So, next Monday night, the debates phase of the campaign comes to an end. After that, it's just the candidates and the voters. I assume Rmoney's folks agreed to end the series of debates on foreign policy, typically a strong issue for the incumbent, because they want to pound the President on allegedly "deserting" Israel and "failing to lead" in the Middle East and elsewhere in the world. It's a tough row to hoe.
In the first place, the President hasn't "deserted" anyone. He has taken positions subtly different from those taken by the current Israeli government, as all American Presidents have from time-to-time, for the simple reason that our two countries are allies, but we're not joined at the hip. American Presidents have a duty to discourage Israeli policies which they believe might have detrimental consequences for Israel or the United States. Launching a precipitous attack on Iran is one example. Failing to deal honestly with the Palestinians is another. We support a viable, independent Palestinian state; we do not support an Israeli protectorate or puppet masquerading as a Palestinian state. A military strike against Iran, with or without provocation, would be Dubyah's misadventure in Iraq to the tenth power. It would go on for years and would permanently alienate us from the Muslim world - all of it.
The current Israeli government is as radical as any Israeli government ever has been; it doesn't even have the united support of the Israeli electorate and is politically hanging by a thread. Of course the President isn't going to hang it around his country's neck.
As for the Middle East as we know it today, we have no one to thank for that but Dubyah. His foolish war against Iraq had the unintended consequence of elevating Iran to the status of the dominant power in the region. Perhaps Dubyah's sketchy education didn't include learning the old axiom, "power abhors a vacuum". So, by destroying Iraq, he left Iran unchallenged in the region. The President also demonstrated in Egypt, in Libya, and now, in Syria, the wisdom of not putting American "boots on the ground" in the region; of helping local revolutions only when we have allies in the effort with us and only by supplying the revolution with materiel and air support. It worked in Libya. It was unnecessary in Egypt. It is unwise in Syria until we have a much, much clearer picture of who the revolutionaries are.

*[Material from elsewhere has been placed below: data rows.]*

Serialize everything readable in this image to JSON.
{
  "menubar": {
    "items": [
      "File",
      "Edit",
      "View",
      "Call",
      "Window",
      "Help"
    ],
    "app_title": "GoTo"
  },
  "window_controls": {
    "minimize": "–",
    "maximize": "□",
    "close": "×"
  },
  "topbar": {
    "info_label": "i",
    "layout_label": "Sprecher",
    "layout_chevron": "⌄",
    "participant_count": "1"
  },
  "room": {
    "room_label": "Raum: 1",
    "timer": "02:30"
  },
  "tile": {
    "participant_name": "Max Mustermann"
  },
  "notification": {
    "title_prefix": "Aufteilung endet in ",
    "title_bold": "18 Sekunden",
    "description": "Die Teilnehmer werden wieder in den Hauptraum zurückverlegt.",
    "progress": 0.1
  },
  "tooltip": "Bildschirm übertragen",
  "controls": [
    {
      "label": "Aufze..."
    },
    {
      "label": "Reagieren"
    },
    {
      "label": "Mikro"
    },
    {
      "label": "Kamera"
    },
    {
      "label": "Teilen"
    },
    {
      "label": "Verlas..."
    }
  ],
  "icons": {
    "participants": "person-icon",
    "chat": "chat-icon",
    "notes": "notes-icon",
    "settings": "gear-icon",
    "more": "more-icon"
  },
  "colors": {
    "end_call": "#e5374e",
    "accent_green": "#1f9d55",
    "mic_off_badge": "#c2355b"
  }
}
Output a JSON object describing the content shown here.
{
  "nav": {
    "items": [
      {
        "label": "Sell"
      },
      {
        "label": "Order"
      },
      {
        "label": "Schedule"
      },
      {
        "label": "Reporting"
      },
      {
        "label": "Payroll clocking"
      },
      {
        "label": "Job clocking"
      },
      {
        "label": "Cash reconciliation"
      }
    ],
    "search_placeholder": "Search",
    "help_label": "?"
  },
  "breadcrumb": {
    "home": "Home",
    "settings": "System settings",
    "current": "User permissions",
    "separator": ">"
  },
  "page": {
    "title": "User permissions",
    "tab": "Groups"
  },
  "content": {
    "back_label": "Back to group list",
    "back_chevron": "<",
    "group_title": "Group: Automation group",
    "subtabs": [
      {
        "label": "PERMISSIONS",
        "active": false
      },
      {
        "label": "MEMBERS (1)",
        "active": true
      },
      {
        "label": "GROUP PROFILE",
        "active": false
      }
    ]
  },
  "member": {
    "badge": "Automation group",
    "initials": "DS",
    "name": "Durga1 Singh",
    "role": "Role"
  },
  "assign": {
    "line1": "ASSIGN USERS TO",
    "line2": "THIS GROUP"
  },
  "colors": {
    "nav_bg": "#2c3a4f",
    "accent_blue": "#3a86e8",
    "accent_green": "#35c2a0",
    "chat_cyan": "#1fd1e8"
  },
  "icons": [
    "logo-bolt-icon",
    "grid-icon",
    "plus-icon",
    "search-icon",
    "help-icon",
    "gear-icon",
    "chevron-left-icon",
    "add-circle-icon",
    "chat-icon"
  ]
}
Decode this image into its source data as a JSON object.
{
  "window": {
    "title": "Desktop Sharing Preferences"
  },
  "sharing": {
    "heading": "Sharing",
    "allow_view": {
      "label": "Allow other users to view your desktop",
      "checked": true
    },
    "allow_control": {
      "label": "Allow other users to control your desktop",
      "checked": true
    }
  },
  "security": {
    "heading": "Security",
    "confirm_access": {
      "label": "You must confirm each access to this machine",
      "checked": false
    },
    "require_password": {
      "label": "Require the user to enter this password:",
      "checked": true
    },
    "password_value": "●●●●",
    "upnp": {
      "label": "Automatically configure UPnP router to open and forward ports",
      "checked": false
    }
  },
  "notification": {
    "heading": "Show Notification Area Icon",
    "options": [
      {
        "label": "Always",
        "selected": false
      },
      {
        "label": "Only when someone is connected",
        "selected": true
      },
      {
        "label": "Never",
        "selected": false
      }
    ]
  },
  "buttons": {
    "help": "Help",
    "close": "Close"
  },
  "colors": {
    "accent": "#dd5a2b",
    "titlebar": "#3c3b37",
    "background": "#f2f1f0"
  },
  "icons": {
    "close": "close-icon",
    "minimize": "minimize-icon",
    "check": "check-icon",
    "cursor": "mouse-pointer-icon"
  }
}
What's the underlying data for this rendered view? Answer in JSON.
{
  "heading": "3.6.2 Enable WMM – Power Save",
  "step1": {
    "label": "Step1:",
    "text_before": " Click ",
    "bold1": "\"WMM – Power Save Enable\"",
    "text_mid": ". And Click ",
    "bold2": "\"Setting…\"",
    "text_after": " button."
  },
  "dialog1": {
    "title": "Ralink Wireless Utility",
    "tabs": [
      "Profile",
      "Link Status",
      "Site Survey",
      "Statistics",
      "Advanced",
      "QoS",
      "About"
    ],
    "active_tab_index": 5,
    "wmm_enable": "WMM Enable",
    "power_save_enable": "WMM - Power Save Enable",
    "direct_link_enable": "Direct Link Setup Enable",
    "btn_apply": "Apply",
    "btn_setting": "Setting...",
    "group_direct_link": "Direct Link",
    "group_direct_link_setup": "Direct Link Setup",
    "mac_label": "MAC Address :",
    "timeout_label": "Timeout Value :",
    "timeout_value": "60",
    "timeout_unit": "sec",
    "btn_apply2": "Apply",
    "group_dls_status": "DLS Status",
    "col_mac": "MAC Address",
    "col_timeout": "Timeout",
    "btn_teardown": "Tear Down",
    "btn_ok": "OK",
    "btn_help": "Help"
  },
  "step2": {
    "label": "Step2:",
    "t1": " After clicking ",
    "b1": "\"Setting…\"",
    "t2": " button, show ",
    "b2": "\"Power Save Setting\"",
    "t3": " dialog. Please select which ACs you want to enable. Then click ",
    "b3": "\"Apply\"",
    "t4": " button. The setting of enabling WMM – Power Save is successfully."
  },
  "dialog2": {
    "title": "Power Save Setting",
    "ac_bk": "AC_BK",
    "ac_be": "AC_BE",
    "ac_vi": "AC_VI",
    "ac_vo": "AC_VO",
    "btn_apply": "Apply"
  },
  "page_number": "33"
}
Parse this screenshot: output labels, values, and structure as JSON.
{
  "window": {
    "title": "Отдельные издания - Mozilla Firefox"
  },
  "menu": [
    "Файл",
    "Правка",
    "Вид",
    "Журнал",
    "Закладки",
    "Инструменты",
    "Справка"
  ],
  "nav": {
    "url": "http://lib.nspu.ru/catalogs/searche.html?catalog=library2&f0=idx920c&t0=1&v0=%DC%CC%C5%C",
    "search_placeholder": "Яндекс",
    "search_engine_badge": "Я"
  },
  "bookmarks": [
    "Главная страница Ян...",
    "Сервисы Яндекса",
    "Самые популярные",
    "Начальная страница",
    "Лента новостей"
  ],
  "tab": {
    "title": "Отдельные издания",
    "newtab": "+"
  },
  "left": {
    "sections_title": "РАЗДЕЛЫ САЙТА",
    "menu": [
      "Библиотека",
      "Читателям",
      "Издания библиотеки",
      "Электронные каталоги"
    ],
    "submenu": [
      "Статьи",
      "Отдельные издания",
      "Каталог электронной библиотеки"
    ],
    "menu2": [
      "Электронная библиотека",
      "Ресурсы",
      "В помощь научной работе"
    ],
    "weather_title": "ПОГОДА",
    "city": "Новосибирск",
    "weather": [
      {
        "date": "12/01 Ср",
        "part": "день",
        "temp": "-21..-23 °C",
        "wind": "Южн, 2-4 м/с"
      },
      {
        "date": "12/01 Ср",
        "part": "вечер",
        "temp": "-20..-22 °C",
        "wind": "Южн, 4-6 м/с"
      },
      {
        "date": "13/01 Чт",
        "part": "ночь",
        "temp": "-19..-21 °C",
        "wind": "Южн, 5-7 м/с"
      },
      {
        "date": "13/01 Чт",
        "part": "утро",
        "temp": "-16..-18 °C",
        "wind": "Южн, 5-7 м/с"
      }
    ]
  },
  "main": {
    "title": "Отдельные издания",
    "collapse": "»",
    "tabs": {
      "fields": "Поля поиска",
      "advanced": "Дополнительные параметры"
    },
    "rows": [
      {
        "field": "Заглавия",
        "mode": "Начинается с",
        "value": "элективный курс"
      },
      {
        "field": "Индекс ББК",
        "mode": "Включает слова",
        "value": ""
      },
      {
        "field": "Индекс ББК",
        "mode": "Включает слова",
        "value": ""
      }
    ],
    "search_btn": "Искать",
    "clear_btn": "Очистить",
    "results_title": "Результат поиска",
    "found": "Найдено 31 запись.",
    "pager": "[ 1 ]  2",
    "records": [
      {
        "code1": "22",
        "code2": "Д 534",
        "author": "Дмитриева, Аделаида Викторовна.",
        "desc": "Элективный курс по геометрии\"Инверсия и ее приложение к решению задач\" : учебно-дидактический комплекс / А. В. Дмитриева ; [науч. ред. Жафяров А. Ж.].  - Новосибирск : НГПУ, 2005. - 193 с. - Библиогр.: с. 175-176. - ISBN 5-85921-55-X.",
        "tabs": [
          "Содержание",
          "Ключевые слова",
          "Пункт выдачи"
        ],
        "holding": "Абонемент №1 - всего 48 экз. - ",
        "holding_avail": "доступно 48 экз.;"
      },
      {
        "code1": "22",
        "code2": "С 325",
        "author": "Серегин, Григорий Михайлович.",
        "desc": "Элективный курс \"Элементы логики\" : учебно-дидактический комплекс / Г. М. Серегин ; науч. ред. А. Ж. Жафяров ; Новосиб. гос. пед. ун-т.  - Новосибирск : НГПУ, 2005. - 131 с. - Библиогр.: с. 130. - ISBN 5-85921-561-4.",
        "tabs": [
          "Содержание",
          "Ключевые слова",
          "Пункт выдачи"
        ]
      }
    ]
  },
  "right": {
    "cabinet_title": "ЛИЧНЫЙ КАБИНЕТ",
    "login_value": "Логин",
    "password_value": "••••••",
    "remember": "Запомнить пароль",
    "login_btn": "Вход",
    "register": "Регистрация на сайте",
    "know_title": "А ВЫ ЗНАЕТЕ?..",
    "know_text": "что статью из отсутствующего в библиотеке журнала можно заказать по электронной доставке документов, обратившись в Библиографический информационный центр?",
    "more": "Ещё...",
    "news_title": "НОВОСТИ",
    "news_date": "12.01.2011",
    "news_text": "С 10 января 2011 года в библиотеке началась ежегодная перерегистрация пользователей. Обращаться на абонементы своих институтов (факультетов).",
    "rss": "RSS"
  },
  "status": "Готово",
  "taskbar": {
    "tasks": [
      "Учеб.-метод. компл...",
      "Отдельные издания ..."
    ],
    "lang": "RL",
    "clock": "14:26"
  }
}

Rmoney's attempts at showing "leadership" elsewhere seem to be limited to making a fool of himself anytime he gets off the plane at a foreign airport and, specifically, insulting one of our oldest, closest allies to the extent that CONSERVATIVE politicians were criticizing him publicly. If that's leadership, God help us all.
Rmoney's concepts of foreign policy and leadership are even more simplistic than his domestic policies. He seems to live in a computer-game world - one of absolutes; of vivid colors and contrasts, and of no subtlety or nuance whatsoever. He has no comprehension, none at all, of the complexity of the world in which we are no longer the biggest kid on the block and which is no longer divided into camps dominated by super powers. The nearest example of a Rmoney foreign policy that comes to mind is Dubyah's. He started a war that killed over four thousand Americans simply so he could strut around playing cowboy. It cost us hundreds of billions of dollars (all of it on the credit card) and left us with a region more hostile to us than at any other time in history. Rmoney can be made a fool of on national television Monday night, and I hope the President does it with relish!